The ECB has kept a respectable silence, the German finance minister was shot down by Chancellor Merkel when he dared to mention the Japanese exchange rate, however two days before this month's ECB meeting and the French President Francois Hollande has waded straight into the debate.
In a speech earlier today he said that governments' should also have a say over FX policy and it shouldn't just be for the ECB to make decisions that affect the level of the euro. This is a bold statement - he is basically advocating a controlled currency, something the euro was designed to avoid.
Free-floating currency myth
Of course in reality free-floating currencies are a bit of a myth. US lawmakers "do not" intervene in the currency market, yet QE has limited dollar strength for the last 5 years, the Japanese and Swiss authorities intervene directly in the markets and the RBA and RBNZ often reference the strength of their respective currencies as being a hindrance to growth going forward. Hence, if the Eurozone is the last to the currency wars party it risks getting burnt.
Could the Eurozone economy become the casualty of the currency war?
Market sentiment has softened towards the euro since those infamous words form Draghi last summer, but the pace of gains really picked up in late 2012 when the new government of Japan made it a concrete policy to weaken the yen and try to boost growth. This is when the ECB's relatively hawkish stance combined with a stabilisation in the sovereign debt crisis turned out to be a potent mix for the currency bloc.

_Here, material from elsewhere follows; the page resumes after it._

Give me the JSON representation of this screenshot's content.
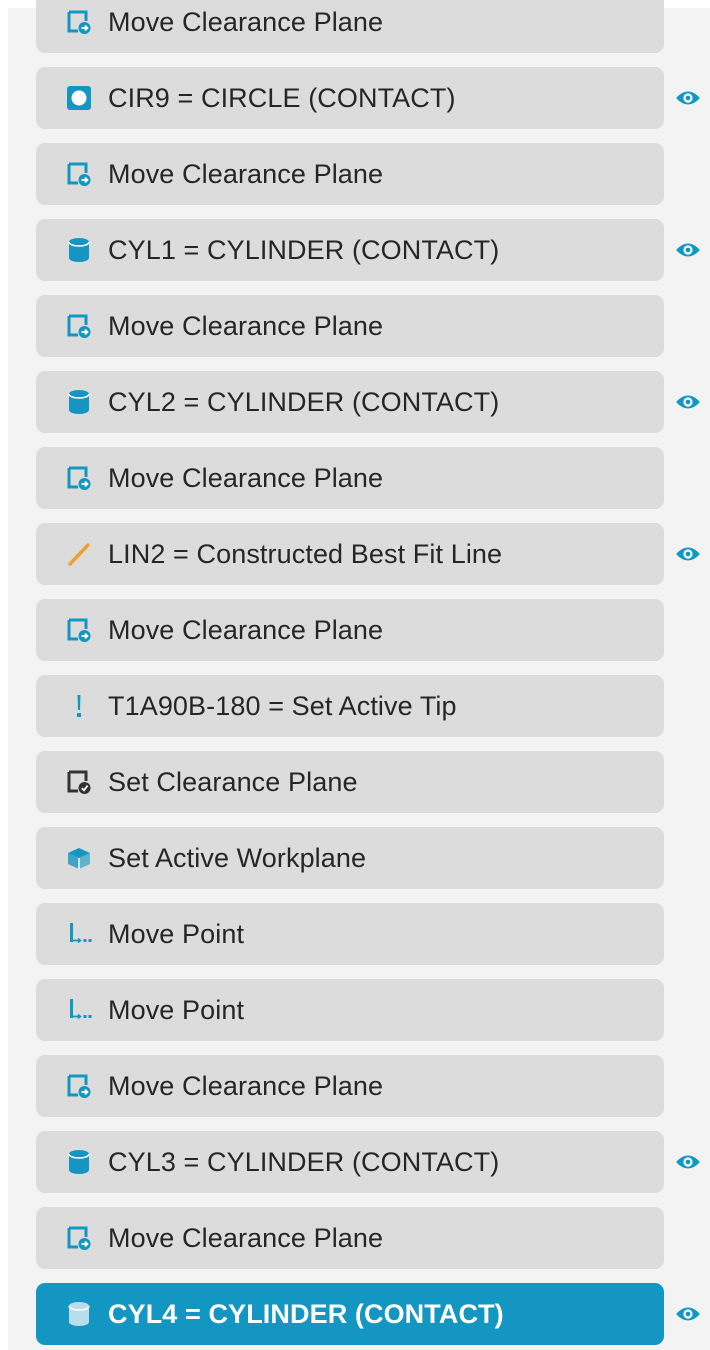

The ECB and its de-facto tightening
With almost comic timing, just as Hollande has been lamenting the strength of the euro the ECB's balance sheet shrunk to an 11-month low as Eurozone banks repaid LTRO loans. This is a de-facto tightening, which may be euro positive in the medium-term as other central banks like the Fed see their balance sheets' balloon (the Fed's balance sheet rose to $3 trillion last week).

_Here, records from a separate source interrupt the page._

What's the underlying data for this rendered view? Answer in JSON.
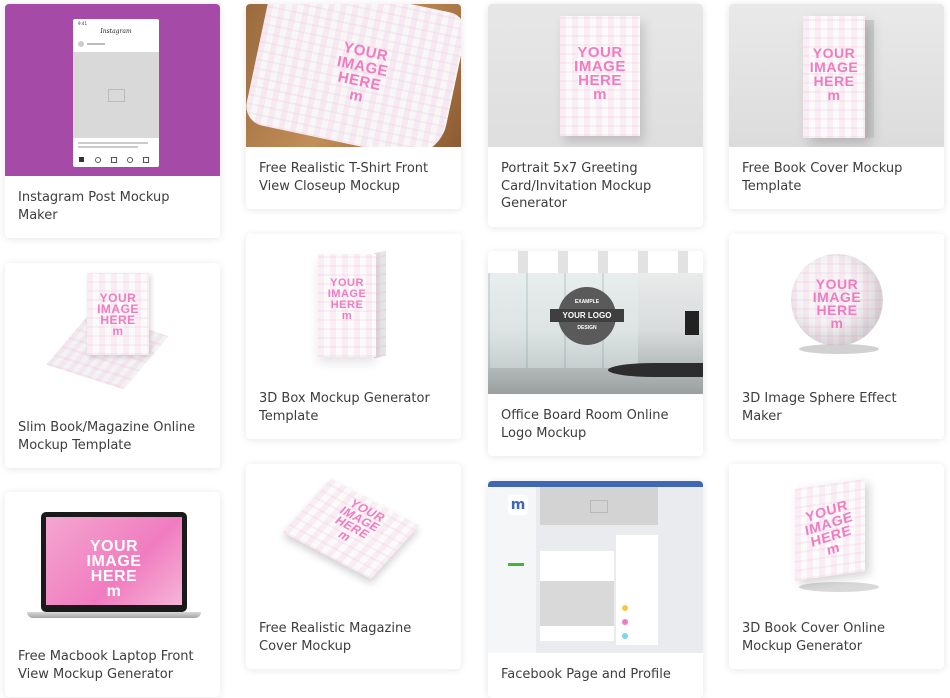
{
  "cards": [
    {
      "title": "Instagram Post Mockup Maker",
      "icon": "instagram-phone-mockup"
    },
    {
      "title": "Free Realistic T-Shirt Front View Closeup Mockup",
      "icon": "tshirt-mockup"
    },
    {
      "title": "Portrait 5x7 Greeting Card/Invitation Mockup Generator",
      "icon": "greeting-card-mockup"
    },
    {
      "title": "Free Book Cover Mockup Template",
      "icon": "book-cover-mockup"
    },
    {
      "title": "Slim Book/Magazine Online Mockup Template",
      "icon": "slim-book-mockup"
    },
    {
      "title": "3D Box Mockup Generator Template",
      "icon": "box-mockup"
    },
    {
      "title": "Office Board Room Online Logo Mockup",
      "icon": "office-logo-mockup"
    },
    {
      "title": "3D Image Sphere Effect Maker",
      "icon": "sphere-mockup"
    },
    {
      "title": "Free Macbook Laptop Front View Mockup Generator",
      "icon": "laptop-mockup"
    },
    {
      "title": "Free Realistic Magazine Cover Mockup",
      "icon": "magazine-mockup"
    },
    {
      "title": "Facebook Page and Profile",
      "icon": "facebook-page-mockup"
    },
    {
      "title": "3D Book Cover Online Mockup Generator",
      "icon": "3d-book-mockup"
    }
  ],
  "placeholder": {
    "line1": "YOUR",
    "line2": "IMAGE",
    "line3": "HERE",
    "mark": "m"
  },
  "instagram": {
    "time": "9:41",
    "logo": "Instagram"
  },
  "office": {
    "sign_top": "EXAMPLE",
    "sign_main": "YOUR LOGO",
    "sign_bottom": "DESIGN"
  },
  "colors": {
    "accent": "#f07cc0",
    "instagram_bg": "#a54aa6",
    "facebook_blue": "#4267b2"
  }
}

Now that major central banks' interest rates are close to zero and are expected to remain unchanged for the foreseeable future, yields and their impact on FX are increasingly controlled by the relative size of central bank balance sheets. This is becoming a theme of 2013, and could make Thursday's ECB meeting particularly interesting. The dilemma for the ECB: it wants to show that things are stable in the currency bloc and that banks no longer need their emergency liquidity, but repayment of ECB loans is one of the things that might be contributing to a stronger euro and thus weighing on the future prospects for economic growth. However, if Draghi and co directly respond to Hollande's comments on FX policy at this week's meeting then it could threaten its credibility as an independent central bank.
Hollande tried to deflect economic criticism
Of course, Hollande's comments are deeply political. He is looking for something to blame for the weak French economy. French January PMI numbers show that it is even starting to under-perform some peripheral economies. Its service sector PMI for January was 43.6, the lowest level since 2009, and deep in recession territory. So rather than blame his own policies he has chosen to point the finger at the ECB and the euro. Hollande should avoid all phone calls from Berlin in the next few days...

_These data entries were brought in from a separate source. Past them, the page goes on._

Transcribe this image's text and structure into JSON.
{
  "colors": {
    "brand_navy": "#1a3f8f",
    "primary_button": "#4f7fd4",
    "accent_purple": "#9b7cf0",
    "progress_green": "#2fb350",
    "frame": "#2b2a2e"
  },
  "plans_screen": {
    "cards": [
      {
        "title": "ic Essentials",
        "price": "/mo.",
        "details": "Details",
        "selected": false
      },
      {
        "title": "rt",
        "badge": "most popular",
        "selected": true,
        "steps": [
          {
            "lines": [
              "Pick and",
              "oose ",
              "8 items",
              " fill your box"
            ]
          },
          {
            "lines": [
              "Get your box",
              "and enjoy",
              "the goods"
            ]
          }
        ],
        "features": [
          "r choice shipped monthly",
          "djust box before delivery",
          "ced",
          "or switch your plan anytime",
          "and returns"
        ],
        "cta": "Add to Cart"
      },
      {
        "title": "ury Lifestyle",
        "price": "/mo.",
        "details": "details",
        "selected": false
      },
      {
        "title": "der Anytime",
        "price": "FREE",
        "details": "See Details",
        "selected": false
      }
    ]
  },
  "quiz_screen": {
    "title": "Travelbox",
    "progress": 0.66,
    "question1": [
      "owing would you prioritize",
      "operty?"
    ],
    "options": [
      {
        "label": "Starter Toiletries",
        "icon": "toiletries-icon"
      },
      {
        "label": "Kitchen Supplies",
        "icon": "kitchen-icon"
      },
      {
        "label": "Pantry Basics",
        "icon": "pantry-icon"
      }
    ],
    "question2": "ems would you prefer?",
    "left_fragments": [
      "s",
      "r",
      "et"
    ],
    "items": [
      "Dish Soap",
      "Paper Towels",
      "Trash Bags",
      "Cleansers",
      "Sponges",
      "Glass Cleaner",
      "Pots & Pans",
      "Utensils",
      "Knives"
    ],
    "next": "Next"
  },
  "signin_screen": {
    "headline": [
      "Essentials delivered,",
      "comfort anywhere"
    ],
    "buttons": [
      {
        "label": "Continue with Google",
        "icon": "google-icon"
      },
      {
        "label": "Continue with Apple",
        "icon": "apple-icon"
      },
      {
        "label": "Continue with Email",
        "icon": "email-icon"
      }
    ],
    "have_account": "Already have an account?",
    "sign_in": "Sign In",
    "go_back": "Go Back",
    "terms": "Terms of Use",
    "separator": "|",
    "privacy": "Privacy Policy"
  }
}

Markets soothed by drop in Spanish yields
The markets have dispelled concerns about the end of the uptrend and recovered some of yesterday's losses. EURUSD basically ignored Hollande and concentrated instead on falling Spanish bond yields and rising stocks, it is back above 1.35, and 1.3460 now looks like a temporary low. Spanish bond yields are key to the better tone to risk sentiment today. The story about corruption charges and the Spanish PM have died down, if he isn't going to resign in the immediate days after the scandal than he will probably keep his job. Italian political woes are as bad as ever as Berlusconi races up the polls, this has been expected by the markets, and a Spanish crisis was not.
European stocks are higher, and the US markets are also expected to have a positive open. News that computer maker Dell will be taken private by its original owner has just hit the wires. It will be partially financed by a $2 bn loan from Microsoft. A quick debate round the office and we seemed to agree that Dell makes reliable computers and laptops that even survive gin and tonic spillages. So maybe there is some value there...
US ISM non-manufacturing is the data highlight later this afternoon, the market expects a slight moderation but for the index to remain in positive territory. In the FX space we expect ranges to persist into the ECB meeting, the Aussie looks vulnerable to another weak employment report, which is due on Thursday. If we do get weak data it could fall below the 1.0380 - 200-day sma- mark. The SPX 500 is likely to remain sticky at 1,500 - there is short term resistance at 1,505, which could attract some scalping interest.
One to Watch: Gold
Gold is above its 50-day sma, which opens the way to $1,700. Gold managed to rally along with the dollar yesterday (usually the two move in opposite directions of each other), which suggests the upward thrust in gold recently could have some real power behind it that may see it move to $1,700. $1,650 remains key medium-term support.